Ask questions to try to really understand what they are talking about. You may learn something and they
will know you are interested. At a minimum, nod and maintain eye contact.
• Use humor wisely. Appropriate humor breaks the ice, invigorates dull conversations and makes a person
more approachable. Never tell jokes that contain bias against gender, race, religion or other groups and
affiliations.
• Listen well. Do not be one of those individuals who are constantly looking around the room to see who
else is there when in a conversation or slips you a business card and runs off to the next person. If you are
being dragged into a long conversation, find and appropriate pause in the conversation, remark on
something they just said to let them know you were listening and follow up with saying something
along the lines of, “ Well, I don’t want to take up all your time as I am sure there are other people you
would like to meet. Thank you for the conversation, it was nice to meet you Ann.”
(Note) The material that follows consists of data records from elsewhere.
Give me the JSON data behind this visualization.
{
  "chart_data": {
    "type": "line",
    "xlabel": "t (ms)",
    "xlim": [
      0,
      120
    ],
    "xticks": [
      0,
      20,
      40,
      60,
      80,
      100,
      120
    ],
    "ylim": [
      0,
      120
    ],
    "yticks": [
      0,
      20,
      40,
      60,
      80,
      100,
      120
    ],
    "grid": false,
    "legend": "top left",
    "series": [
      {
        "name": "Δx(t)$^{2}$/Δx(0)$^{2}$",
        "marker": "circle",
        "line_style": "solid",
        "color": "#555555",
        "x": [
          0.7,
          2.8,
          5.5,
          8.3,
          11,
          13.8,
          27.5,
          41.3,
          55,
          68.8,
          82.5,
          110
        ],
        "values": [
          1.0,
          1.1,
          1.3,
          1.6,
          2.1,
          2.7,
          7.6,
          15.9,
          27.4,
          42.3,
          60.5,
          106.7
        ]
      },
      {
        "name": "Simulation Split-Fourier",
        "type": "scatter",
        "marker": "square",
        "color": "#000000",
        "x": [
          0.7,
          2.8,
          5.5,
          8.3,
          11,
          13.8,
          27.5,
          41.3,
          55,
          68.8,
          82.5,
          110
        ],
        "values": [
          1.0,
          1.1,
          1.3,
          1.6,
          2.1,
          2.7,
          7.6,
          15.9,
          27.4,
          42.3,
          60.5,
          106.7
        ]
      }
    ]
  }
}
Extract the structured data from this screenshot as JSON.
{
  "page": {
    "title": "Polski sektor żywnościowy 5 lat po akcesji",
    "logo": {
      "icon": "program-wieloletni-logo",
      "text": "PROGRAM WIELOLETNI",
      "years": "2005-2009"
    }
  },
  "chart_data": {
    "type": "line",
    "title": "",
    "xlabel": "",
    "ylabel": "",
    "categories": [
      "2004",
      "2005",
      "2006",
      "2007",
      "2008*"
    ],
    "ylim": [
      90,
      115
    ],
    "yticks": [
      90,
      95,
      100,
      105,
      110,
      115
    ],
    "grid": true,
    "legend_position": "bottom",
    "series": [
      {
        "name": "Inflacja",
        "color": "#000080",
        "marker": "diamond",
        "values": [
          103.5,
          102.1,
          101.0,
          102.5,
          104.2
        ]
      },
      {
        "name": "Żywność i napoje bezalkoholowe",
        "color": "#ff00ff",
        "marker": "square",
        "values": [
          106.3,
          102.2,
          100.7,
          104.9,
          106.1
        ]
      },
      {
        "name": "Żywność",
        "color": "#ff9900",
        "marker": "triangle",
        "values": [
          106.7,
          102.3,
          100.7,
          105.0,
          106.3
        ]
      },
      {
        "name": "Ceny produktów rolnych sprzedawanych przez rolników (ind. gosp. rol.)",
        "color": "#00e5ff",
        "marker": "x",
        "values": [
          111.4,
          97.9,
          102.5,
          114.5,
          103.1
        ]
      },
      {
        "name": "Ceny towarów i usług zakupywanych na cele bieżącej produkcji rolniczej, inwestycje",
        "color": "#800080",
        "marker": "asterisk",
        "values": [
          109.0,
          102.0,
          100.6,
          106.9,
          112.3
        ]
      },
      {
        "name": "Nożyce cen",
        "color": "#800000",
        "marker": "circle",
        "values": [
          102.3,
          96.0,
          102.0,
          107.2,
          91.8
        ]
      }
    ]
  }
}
• Exchange business cards typically at the end of a conversation or event. If someone has not offered you
his or her card, ask for one. Your request will likely result in an exchange of cards.
• Always thank the host or hostess before leaving if possible.
While all of us have some networking experience we can become more comfortable with and enjoy the experience with
practice. Whether it is online or traditional, gear up your networking skill set and get going - a world of interesting people,
experience and opportunities awaits you.